Defilement of God's Work by Covetous Men
2 Kings 5:20-27
But Gehazi, the servant of Elisha the man of God, said, Behold, my master has spared Naaman this Syrian…


It is at once most surprising and most saddening to know that some of the best works that have been done on earth for God, and some of God's most eminent workers, have been defamed and lowered, if their influence has not been actually counteracted and nullified, by inferior workers and by unworthy men. This defiling of God's work has generally come from one source, and is the result of one vile lust or passion, covetousness — the desire for the means of gaining power or wealth, or place, or self-indulgence; the desire for dominion or money as the means of self-exaltation and aggrandisement. As illustrating this I need only mention the repulsive histories of Balaam, of Achan, of David's impious numbering of Israel, the story of Gehazi now before us, and the dark atrocity of the life and death of Judas Iscariot.

1. The action and duplicity of Gehazi are of singular unworthiness. Like so many other histories they show that intercourse with good men and association with God-like work may become only the occasion of worse vileness in a man. The followers of Luther were seldom worthy of him. The followers of Calvin have not been true to their master. The adherents of the hallowed Wesleys did not take their sacred work only. The converts of Paul almost broke his heart. And the followers and servants of Jesus — where is there one of us who is worthy of his Master? Too often has it been found that one of the most repressive influences about the work of great men and good servants of Jesus Christ is in the fact that some of their nearest followers have had unworthy souls; and could turn their Master's greatness into the service of their own inferior aims and into the means of advance in this world. Do not many of us come to Christ with selfish feelings and serve our God for hire? Being with the good and great will not necessarily make us similar; otherwise Gehazi would have been a better man.

2. Gehazi's covetousness was of a gross, material kind — the love of money; and the miserable influence of it upon him is seen in this: that it produced inability to appreciate Elisha's spiritual motives. All that Gehazi let himself see was, that with the departing Naaman so much money went away too.

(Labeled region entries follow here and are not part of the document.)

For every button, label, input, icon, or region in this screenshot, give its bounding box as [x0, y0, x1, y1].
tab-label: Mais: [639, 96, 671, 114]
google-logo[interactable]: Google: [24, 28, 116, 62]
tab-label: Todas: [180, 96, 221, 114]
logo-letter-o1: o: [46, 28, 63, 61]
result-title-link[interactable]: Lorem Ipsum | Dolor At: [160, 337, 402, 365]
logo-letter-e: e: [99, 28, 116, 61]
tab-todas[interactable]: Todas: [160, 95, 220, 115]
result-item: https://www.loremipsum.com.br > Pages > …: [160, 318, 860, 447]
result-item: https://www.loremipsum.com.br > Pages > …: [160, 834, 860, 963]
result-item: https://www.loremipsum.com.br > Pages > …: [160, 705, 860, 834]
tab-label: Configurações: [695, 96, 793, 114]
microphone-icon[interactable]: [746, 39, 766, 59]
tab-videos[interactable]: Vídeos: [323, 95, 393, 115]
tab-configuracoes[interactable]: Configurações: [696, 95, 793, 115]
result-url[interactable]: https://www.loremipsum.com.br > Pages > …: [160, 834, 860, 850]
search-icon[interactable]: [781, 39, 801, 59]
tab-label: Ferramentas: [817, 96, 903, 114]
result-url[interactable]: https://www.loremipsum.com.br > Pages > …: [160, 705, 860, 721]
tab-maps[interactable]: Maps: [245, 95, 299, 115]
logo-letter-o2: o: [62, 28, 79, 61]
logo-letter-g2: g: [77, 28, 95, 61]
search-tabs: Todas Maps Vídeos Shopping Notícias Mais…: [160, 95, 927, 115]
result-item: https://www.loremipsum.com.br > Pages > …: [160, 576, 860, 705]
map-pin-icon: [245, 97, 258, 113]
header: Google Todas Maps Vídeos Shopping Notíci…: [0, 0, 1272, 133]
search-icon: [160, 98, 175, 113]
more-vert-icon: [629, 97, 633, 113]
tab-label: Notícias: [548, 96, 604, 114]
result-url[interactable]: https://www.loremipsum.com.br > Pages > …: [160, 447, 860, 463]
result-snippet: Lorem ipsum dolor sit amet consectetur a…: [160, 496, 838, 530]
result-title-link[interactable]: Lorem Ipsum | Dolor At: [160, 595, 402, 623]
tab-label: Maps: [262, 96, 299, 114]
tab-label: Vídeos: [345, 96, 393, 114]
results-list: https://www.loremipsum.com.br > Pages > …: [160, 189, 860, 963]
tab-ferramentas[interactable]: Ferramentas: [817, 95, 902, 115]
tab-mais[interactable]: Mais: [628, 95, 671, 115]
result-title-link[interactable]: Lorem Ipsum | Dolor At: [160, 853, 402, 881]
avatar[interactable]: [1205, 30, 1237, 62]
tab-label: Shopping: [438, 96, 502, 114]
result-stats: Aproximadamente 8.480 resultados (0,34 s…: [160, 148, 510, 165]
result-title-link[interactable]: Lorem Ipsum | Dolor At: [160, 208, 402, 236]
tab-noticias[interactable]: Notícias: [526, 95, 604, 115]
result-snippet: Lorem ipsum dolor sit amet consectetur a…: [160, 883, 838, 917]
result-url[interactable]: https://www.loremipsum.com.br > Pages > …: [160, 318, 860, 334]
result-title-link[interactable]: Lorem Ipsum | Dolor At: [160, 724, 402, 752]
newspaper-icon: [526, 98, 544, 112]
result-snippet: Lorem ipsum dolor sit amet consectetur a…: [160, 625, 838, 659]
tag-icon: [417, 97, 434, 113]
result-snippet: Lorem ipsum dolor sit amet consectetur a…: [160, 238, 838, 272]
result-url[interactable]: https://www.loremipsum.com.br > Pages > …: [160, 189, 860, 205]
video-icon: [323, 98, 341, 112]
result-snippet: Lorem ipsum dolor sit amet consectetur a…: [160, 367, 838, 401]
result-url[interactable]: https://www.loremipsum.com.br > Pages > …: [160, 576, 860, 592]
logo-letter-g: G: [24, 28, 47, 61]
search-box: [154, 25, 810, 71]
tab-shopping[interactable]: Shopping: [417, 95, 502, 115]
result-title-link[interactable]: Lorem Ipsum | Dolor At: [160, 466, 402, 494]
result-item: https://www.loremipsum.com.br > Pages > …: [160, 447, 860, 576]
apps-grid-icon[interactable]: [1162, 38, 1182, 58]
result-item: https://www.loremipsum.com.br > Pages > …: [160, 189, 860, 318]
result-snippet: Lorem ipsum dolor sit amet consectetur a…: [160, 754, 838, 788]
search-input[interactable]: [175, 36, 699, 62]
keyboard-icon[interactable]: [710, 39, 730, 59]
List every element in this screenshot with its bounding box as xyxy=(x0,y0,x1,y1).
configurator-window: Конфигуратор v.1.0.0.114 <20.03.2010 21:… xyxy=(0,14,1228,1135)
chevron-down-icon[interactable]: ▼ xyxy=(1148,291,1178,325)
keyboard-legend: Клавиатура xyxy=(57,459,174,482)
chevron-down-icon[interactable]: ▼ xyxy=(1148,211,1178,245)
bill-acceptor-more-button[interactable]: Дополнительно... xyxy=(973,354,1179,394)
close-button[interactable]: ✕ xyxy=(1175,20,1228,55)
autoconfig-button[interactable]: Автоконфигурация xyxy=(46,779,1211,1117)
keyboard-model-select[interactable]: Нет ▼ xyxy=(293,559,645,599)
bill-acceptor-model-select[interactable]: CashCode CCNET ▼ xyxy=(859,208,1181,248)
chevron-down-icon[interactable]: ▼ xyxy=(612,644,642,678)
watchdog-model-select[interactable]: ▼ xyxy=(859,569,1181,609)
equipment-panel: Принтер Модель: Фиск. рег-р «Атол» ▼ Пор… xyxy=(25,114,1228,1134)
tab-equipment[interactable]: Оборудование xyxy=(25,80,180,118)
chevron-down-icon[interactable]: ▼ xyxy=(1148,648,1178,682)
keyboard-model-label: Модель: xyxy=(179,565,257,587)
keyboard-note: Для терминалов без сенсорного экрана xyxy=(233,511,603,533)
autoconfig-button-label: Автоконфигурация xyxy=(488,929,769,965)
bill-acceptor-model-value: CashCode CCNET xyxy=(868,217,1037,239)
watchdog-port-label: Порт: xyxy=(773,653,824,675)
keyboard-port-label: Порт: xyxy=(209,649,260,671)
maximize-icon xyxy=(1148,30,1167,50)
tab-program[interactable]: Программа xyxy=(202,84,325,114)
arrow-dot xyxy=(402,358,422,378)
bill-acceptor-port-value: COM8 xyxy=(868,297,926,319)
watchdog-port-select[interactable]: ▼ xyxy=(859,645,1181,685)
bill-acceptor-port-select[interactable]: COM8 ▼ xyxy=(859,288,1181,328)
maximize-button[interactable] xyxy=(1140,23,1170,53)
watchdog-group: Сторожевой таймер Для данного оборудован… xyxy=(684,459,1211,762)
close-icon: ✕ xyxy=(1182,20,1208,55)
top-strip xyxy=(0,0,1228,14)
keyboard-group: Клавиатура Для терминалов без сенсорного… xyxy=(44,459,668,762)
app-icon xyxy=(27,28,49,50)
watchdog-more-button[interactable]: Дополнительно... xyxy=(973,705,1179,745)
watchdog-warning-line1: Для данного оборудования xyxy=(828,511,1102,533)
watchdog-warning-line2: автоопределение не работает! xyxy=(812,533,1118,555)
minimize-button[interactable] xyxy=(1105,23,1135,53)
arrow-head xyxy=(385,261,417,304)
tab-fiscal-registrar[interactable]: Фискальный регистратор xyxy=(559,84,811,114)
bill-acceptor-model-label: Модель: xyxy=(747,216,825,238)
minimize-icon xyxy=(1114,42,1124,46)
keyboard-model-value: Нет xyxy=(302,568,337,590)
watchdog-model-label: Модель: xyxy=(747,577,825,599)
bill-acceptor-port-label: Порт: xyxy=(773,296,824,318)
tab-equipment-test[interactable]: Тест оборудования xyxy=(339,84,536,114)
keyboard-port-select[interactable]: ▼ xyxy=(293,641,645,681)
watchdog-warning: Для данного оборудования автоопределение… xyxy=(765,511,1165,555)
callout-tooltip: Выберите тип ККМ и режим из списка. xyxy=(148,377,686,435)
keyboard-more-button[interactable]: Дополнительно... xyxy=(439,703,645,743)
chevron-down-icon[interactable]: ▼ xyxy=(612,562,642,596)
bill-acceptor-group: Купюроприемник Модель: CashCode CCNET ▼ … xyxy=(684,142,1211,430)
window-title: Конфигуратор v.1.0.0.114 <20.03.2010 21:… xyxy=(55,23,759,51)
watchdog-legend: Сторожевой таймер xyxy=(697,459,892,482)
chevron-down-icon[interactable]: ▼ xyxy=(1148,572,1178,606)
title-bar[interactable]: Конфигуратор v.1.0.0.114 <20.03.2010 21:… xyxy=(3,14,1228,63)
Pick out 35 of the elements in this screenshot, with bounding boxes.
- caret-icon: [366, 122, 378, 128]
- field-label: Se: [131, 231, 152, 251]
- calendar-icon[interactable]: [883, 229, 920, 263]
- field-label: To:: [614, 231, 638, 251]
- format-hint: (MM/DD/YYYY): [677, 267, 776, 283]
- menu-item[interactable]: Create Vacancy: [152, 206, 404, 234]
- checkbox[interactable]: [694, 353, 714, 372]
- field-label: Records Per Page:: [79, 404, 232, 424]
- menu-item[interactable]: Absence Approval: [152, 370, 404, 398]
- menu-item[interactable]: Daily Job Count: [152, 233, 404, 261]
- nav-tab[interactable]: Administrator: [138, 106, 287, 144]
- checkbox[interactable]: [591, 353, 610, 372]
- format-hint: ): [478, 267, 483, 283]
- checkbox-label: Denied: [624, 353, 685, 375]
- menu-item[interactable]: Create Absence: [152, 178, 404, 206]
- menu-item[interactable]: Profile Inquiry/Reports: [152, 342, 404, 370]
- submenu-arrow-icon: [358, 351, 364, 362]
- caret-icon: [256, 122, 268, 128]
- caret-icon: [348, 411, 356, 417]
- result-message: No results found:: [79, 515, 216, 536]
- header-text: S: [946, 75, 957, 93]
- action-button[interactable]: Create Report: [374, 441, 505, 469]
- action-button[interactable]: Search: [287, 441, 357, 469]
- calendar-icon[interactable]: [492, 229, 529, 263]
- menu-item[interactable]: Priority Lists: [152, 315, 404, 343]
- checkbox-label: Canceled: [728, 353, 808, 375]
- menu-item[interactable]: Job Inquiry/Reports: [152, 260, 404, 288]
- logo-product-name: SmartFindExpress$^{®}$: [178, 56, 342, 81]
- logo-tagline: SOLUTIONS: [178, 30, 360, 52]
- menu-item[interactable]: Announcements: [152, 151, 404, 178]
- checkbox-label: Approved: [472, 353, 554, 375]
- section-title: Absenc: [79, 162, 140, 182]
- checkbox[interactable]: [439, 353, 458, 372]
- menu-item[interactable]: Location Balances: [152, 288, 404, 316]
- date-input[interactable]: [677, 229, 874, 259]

More especially, however, notice that, as with Gehazi, so, generally, the covetous and unprincipled man lowers himself to a level on which he is unable, in daily life and business, to appreciate other motives than those of getting gain; or to measure anything in life's movements and enterprises by any other gauge than that of the money that can be gained or must be lost. Because of this abasing and prostituting of nature, Paul earnestly declares covetousness to be practically idolatry, and has its legitimate consequences on man's inner life, in antipathy to Jesus, and self-mutilation, with much sorrow. Gehazi could not feel the power of Elisha's spiritual motives in sparing Naaman and letting him go free of payment. He rather thought — why should my master not have taken the money? What good was it to let the talents of silver and gold and the beautiful Syrian robes go? The fair damask raiment of Damascus — why should it be lost? Naaman could afford it; and it would be far less than the equivalent of what he had received from Elisha. Look which way he would, the money that had been lost, the gain that had not been made, was ever alluring his debased soul Elisha's noble determination that the mercy of his God should, in Naaman's case, be had literally "for the asking": his resolve that the goodness of God should be then, as we say now, of grace, and not of buying or deserving, either before or after it had been obtained, — this to such a soul as Gehazi's was useless, fanciful, intangible.

3. In several other ways Gehazi's covetousness involved him in sin, and further defiled the good work that had been wrought by Elisha. To notice these is to see a testimony to a law of God that the young cannot heed too much — the law that forbids the possibility of solitary sins, isolated transgressions. There are no lonely, single sins. Sin needs sin to help it along, to buttress it, to back it, and give it success. One deception leads to another, and needs it. One lie begets another, and requires it to succeed. And it may be well for us all to remember that all the good and gains of this grand world are not worth one little lie.

4. Now we come, as men say they have so often in daily life and business, to face this misery — the success of the lie. The falsehood has thriven; to deceive has been found to be the short road to wealth; to insult God, to defame His work, to misrepresent Elisha and plunder Naaman, these things have "paid," as men say.

(G. B. Ryley.)



Parallel Verses
KJV: But Gehazi, the servant of Elisha the man of God, said, Behold, my master hath spared Naaman this Syrian, in not receiving at his hands that which he brought: but, as the LORD liveth, I will run after him, and take somewhat of him.

WEB: But Gehazi the servant of Elisha the man of God, said, "Behold, my master has spared this Naaman the Syrian, in not receiving at his hands that which he brought. As Yahweh lives, I will run after him, and take something from him."